📸: Tribunal Superior Eleitoral (TSE)
A poucos meses do quarto aniversário de morte de Moa do Katendê, assassinado aos 63 anos em outubro de 2018 após uma discussão em um bar, o noticiário foi permeado pelo ataque a tiros que vitimou Marcelo de Arruda durante a festa em que comemorava seus 50 anos. A motivação dos dois crimes foi a mesma: a intolerância política em ebulição no Brasil.
Tanto Moa, cujo nome era Romualdo da Costa, quanto Marcelo foram mortos simplesmente por manifestarem de forma pública suas crenças ideológicas e partidárias, consolidando um contexto de negação de direitos e da consequente não aceitação do outro que estamos experimentando com intensidade assustadora nos últimos quatro anos.
Ataques sistemáticos às instituições democráticas; aumento vertiginoso de denúncias de intolerância religiosa, racial e de orientação sexual; queda nos índices de liberdade de expressão e de imprensa: os dados são variados e apontam todos na mesma direção. Um dos diagnósticos mais preocupantes é o da antropóloga Adriana Dias: de acordo com monitoramento realizado por ela, entre 2015 e 2021 o número de células neonazistas no Brasil aumentou de 75 para 530.
Tudo isso é fomentado pela disseminação de desinformação de diversas modalidades, com destaque para teorias negacionistas e conspiratórias que acirram ânimos, enclausuram o raciocínio lógico dos seus seguidores e incentivam modalidades diversas de violência dentro e fora das mídias sociais.
É impossível negar a influência dos discursos extremistas governistas nessa conjuntura, que funcionam como autorização para que a não aceitação do outro e de seus valores políticos, religiosos, culturais e morais se intensifique. E é preciso reforçar também que o Brasil não é exceção nessa escalada: o exemplo mais evidente é o dos Estados Unidos, onde tanto a eleição quanto o término do mandato do ex-presidente republicano Donald Trump foram marcados por episódios de violência, com destaque óbvio para a invasão do Capitólio em janeiro.

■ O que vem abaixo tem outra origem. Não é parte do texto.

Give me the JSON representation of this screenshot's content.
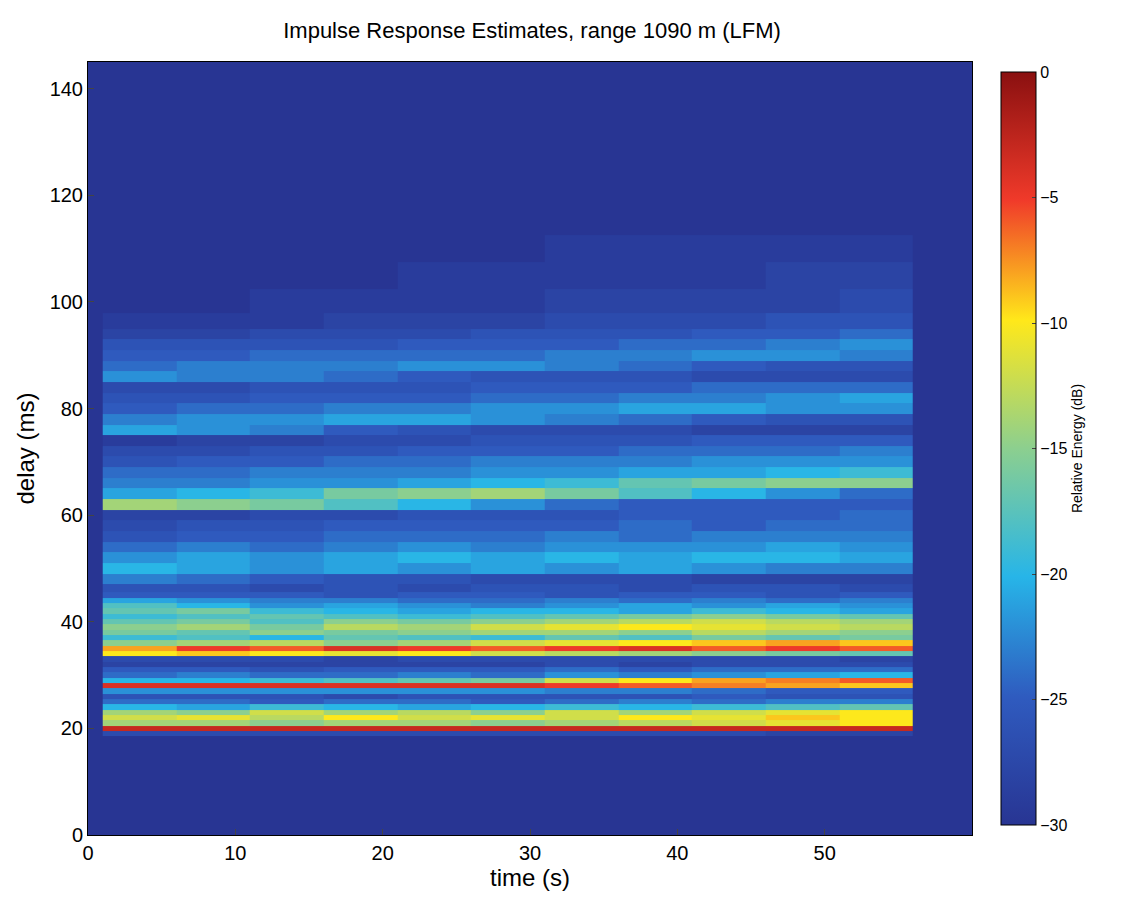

Mas a multiplicidade de ódios que promete efervescer ainda mais por aqui com as campanhas eleitorais não pode ser encarada como algo repentino, como sociólogos, historiadores e antropólogos já vem apontando há anos ao criticarem o mito do brasileiro cordial. Emprestando as palavras do filósofo e advogado Silvio Almeida em uma entrevista para a Revista Trip em janeiro: “Talvez, diante de tudo o que vem acontecendo, o Brasil tal qual conhecemos não exista mais. Para mim, já não se trata mais de reconstruir o Brasil. Mas de construir um Brasil que nunca existiu“.

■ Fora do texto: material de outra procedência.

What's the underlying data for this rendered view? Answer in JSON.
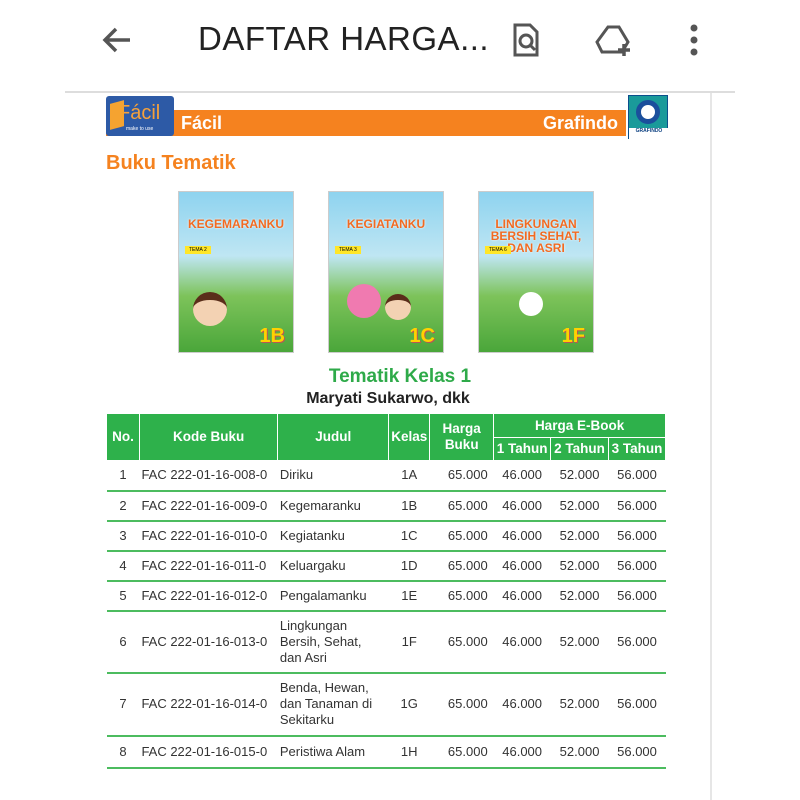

Para que esse País que nunca saiu do imaginário seja criado, onde esse “déficit imenso de civilidade”, como bem definiu o ministro Luís Roberto Barroso, seja mitigado e os direitos constitucionais sejam, enfim, garantidos da forma mais equânime possível, é preciso priorizar políticas públicas que foquem na educação em prol da democracia e, consequentemente, da diversidade e da pluralidade de vozes e ideias.

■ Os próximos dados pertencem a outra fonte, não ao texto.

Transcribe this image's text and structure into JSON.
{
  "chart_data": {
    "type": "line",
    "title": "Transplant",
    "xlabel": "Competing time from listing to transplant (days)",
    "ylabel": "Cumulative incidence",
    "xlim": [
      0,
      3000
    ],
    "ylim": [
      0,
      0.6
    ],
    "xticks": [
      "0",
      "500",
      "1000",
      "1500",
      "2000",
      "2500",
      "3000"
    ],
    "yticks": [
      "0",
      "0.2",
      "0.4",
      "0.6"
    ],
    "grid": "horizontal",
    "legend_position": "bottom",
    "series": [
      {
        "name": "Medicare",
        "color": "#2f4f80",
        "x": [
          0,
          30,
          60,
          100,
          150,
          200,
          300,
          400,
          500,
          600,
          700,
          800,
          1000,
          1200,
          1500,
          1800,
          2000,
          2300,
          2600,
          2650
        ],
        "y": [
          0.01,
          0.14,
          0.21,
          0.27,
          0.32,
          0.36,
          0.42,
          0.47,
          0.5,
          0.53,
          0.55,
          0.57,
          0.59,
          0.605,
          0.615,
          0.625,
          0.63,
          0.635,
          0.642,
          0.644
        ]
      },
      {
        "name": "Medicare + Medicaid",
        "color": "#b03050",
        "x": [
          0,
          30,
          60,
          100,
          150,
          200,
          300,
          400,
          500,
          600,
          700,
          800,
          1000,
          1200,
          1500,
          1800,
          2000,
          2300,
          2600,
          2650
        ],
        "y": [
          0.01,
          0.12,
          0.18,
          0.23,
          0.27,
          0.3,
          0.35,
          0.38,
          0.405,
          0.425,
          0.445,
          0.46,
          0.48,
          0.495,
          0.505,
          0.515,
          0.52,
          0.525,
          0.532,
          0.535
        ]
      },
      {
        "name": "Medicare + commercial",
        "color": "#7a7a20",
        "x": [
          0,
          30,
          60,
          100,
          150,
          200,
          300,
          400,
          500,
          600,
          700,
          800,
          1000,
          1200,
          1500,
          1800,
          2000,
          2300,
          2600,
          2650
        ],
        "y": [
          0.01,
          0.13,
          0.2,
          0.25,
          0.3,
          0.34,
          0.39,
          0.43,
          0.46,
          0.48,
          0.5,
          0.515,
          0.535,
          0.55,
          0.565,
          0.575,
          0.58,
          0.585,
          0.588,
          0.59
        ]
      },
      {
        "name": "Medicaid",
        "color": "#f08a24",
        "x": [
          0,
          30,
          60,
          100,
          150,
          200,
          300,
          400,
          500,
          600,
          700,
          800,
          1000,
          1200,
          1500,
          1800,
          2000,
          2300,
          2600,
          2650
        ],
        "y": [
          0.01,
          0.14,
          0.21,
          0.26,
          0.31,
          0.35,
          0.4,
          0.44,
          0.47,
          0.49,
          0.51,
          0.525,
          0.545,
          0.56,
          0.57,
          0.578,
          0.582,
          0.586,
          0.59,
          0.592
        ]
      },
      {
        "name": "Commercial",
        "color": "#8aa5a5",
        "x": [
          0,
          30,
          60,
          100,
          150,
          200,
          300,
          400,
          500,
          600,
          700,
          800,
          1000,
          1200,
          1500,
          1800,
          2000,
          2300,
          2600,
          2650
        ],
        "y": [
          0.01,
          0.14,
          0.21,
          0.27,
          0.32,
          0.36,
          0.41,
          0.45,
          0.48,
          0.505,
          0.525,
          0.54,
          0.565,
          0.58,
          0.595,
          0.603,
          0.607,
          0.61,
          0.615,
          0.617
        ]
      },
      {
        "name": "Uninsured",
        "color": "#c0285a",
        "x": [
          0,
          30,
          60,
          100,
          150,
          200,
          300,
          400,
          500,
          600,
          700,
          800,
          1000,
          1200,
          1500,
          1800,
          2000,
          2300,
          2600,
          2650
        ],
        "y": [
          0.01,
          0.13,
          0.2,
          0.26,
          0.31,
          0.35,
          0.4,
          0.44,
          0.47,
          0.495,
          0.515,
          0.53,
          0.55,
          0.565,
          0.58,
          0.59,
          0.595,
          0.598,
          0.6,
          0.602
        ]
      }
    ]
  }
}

Não há outra saída, e sabemos disso há tempos. Como bem apontou um dos maiores pensadores e educadores deste País, Anísio Teixeira, cujo nascimento completou 122 anos nesta semana: “Só existirá democracia no Brasil no dia em que se montar no país a máquina que prepara as democracias. Essa máquina é a da escola pública.“ E essa escola pública deve ser laica e antirracista, guiada pela valorização dos direitos humanos, da cultura de paz e do diálogo.